I was pleased to speak today in the debate recognising Eating Disorders Awareness Week. In summing up, I asked both Governments to ensure there was sufficient funding for support services and to consider whether there should be enhanced control of marketing of slimming products to young and vulnerable individuals.
Bill Grant (Ayr, Carrick and Cumnock)
It is a pleasure to serve under your chairmanship this morning, Mr Bailey, and I thank my hon. Friend the Member for Angus (Kirstene Hair) for securing this important debate in Eating Disorders Awareness Week.
According to YoungMinds, one in 12 teenagers in the United Kingdom suffer from eating disorders, and about 25% of those with eating disorders are noted as being male. Statistics for 2017-18 recorded that 536 Scots were treated for eating disorders. Eating disorders are complex illnesses that take many forms, such as anorexia nervosa, which was mentioned earlier, whereby people erroneously believe that they are overweight.
The root causes of these disorders are unclear, but they may include things such as career choices. The biographies of many jockeys speak of crash dieting and sometimes dehydrating themselves with the aid of saunas, to reach a low weight prior to a race. The image of the ballerina is of a slight and fragile figure floating through the air. What must it take to maintain such a body image? In show-business, there are child stars of stage and screen for whom the limelight proves too much, or perhaps they fear losing popularity during the transition to adulthood. How will growing up affect their future career?
It is important not to stereotype and to be alert to the fact that eating disorders befall people regardless of their age, gender, race, or socioeconomic circumstances. What is clear are the dangers associated with the resulting malnutrition and the serious complications, such as osteoporosis, low blood pressure, heart failure, oedema and anaemia. Anorexia can be life-threatening; it is one of the leading causes of deaths related to mental health problems. Every single such loss is a tragedy for the individual themselves and their family—indeed, the unnecessary loss of a life is also a tragedy for the nation.

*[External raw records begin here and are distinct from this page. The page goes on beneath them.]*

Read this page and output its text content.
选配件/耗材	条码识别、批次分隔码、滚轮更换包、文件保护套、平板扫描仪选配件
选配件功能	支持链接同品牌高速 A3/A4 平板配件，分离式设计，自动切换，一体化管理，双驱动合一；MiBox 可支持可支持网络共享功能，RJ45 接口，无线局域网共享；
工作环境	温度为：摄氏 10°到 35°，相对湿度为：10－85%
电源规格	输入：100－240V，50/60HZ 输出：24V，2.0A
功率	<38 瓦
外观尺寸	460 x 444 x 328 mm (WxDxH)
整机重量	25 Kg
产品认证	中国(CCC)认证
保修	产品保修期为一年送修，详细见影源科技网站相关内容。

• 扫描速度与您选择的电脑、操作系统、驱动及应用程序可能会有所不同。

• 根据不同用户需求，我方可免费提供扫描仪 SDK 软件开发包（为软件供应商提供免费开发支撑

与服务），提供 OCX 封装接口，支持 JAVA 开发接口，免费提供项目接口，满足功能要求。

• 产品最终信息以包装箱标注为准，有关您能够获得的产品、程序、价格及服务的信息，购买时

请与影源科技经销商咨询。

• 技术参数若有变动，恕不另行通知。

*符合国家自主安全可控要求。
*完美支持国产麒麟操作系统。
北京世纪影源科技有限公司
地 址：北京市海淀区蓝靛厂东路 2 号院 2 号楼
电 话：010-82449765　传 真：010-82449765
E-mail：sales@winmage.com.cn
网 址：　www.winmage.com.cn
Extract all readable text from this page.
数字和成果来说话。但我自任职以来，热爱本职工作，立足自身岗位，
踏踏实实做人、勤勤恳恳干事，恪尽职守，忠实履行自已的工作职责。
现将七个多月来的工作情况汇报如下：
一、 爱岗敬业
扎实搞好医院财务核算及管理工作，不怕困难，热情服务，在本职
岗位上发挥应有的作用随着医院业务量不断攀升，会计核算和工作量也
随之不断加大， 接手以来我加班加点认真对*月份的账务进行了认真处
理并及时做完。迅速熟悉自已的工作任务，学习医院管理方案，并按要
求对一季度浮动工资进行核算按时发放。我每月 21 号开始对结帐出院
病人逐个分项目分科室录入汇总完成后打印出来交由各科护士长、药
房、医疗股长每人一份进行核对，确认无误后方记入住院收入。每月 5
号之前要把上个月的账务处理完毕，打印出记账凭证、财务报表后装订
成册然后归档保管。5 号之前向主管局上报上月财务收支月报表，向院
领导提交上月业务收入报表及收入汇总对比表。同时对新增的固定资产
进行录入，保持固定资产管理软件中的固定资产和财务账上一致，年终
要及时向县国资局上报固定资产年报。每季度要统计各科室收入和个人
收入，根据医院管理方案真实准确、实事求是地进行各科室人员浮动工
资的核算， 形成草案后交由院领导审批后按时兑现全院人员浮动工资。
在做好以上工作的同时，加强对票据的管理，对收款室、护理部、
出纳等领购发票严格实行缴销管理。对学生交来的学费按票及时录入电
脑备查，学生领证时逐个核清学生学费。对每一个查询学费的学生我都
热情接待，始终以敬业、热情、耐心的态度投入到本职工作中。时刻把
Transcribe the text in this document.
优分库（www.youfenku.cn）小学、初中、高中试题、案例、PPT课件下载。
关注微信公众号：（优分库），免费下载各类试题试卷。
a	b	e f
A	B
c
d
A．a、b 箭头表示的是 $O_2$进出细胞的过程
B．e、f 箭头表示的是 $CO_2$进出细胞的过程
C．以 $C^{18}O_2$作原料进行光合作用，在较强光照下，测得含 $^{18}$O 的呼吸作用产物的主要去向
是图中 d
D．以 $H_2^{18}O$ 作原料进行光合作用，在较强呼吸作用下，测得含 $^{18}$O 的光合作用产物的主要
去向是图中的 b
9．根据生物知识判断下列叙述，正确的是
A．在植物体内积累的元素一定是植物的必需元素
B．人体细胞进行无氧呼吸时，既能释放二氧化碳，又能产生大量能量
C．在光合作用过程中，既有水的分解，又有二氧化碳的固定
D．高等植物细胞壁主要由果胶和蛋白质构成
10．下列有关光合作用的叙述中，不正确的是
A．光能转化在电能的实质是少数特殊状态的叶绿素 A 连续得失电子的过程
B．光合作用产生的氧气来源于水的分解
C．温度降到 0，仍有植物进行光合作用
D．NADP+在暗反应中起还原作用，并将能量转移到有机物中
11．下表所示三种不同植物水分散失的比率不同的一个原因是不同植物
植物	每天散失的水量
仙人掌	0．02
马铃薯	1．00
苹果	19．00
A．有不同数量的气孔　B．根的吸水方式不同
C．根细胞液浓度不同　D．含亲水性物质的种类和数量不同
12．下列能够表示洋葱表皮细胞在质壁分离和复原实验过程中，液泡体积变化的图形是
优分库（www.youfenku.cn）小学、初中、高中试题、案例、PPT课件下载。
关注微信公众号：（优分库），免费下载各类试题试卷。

Binge eating is characterised by an uncontrolled addiction to food, involving over-eating and exceedingly fast eating in secret, whether the person is hungry or not. And bulimia is a combination of the worst elements of both anorexia and binge eating.
Encouragement to seek treatment at the earliest opportunity will no doubt enhance the chances of recovery, which very often is a long-term process, requiring an immense amount of support from professionals and family members. However, as with any addiction, the person must acknowledge their problem—in this case, unhealthy eating—and they themselves must want to seek assistance. Anxiety and depression are common threads, whether as a cause or a result of an eating disorder.
I acknowledge the good work of the child and adolescent mental health staff of NHS Ayrshire & Arran, but from the complaints I have heard at surgeries from my constituents about waiting times for appointments, it is clear that the numbers of those much-welcomed professional staff do not match society’s demand for their time and support. When individuals with eating disorders reach out for help, we as a society must grasp that hand and be there for them. I welcome the new guidelines for Scotland announced at the beginning of this week, which it is stated will assist in providing a range of approaches to mental health issues, ensuring that help is available when and where it is needed.
In closing, I ask both Governments to continue providing vital funding for much-needed support services for persons afflicted with eating disorders and their heartbroken families—heartbroken does not sum it up; it does not describe the agony and the pain that those families go through. I also ask them to consider whether there needs to be enhanced control of slimming and dietary products, especially the marketing of those products to young and vulnerable individuals. I understand from the news that only this week, concerns were expressed by Food Standards Scotland that DNP—dinitrophenol, an industrial chemical—is being illegally marketed as a slimming pill, which FSS considers to be potentially lethal. It is still available to purchase on the internet, and we as a Government need to rein in social media platforms that permit, condone, or have a policy of turning a blind eye for the pursuit of profit, regardless of the health and wellbeing of our young people. As a Government, as has been said earlier, we must seriously bring those people to book for the damage and harm that they are causing to families throughout the United Kingdom.